A collaboration between U-M and Georgetown University, the project, “The Future of Quantitative Research in Social Science,” will cross-pollinate ideas from different disciplines about data acquisition, sampling, design, data transformation, validity, reliability, modeling and ethics to establish new methods and guidelines for leveraging social media data to answer questions about human beliefs, human behavior, and the society they live in. The project includes multiple Centers and faculty located at the Institute for Social Research, as well as faculty at the School of Information.

Pamela Davis-Kean

“As more data become available about people across different contexts and time, it’s important for researchers to find ways to combine these multiple sources of data to help understand the unique ways in which humans experience their lives,” said Pamela Davis-Kean, a University of Michigan professor who works within the Institute for Social Research and Department of Psychology.
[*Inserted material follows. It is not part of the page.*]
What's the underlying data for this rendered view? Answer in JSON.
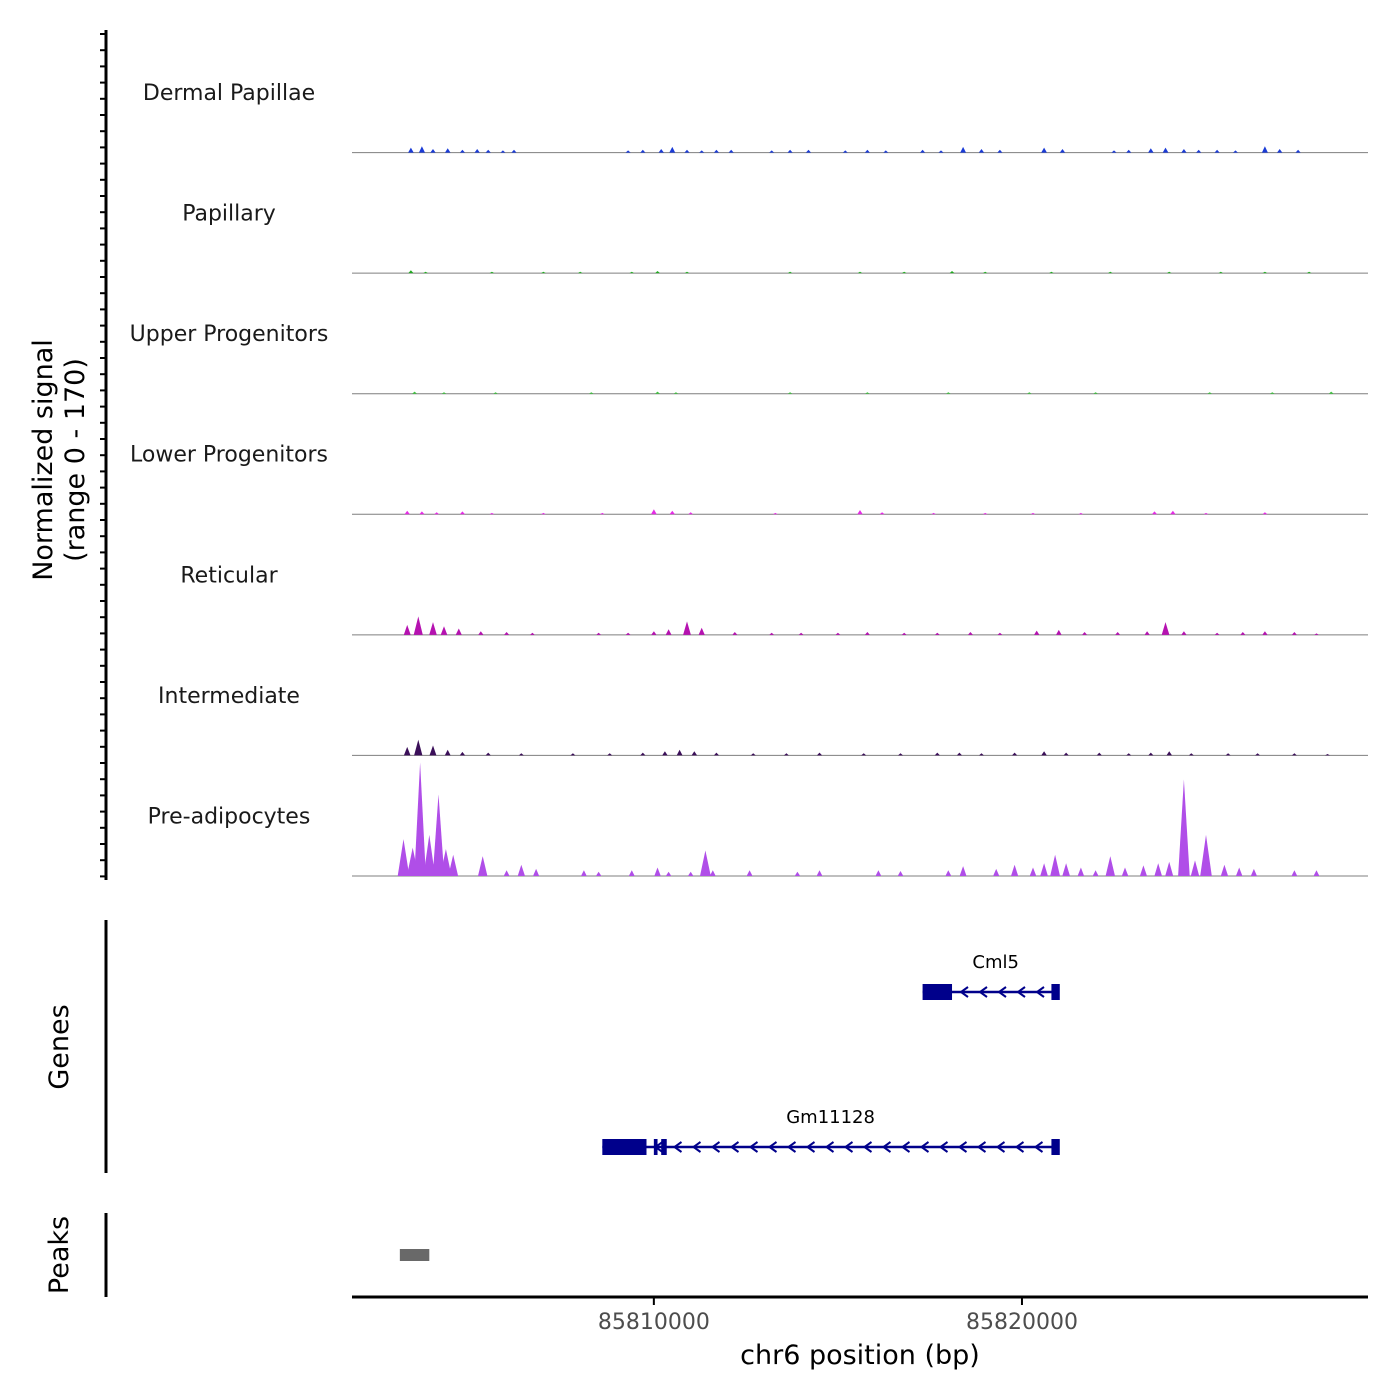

She also serves as an Associate Director of the Michigan Institute for Data Science (MIDAS); this project and collaboration is a continuation of internal funding originally provided by MIDAS several years ago. “This is a multi- and transdisciplinary project looking at social media data from a Computer Science and Social Science perspective,” Davis-Kean said.

Some of the project‘s goals include:

  • Developing a methodology that integrates social science methodologies with components of the knowledge discovery process to enhance research that uses organic data
  • Establishing guidelines for using social media data to answer questions across the different social and data science disciplines
  • Exposing social science students to these new types of data and engaging them in data science research within this framework, thereby enabling them with new tools and techniques for leveraging such data for their own future research.

Another core goal of this convergence project is building a strong network of scholars interested in working on social media methodological issues to advance disciplinary and cross-disciplinary research using social media data. To facilitate this convergence, the research team will work with the South Big Data Hub to create a new Google special interest working group; more details will be provided as the project gears up in Year 1.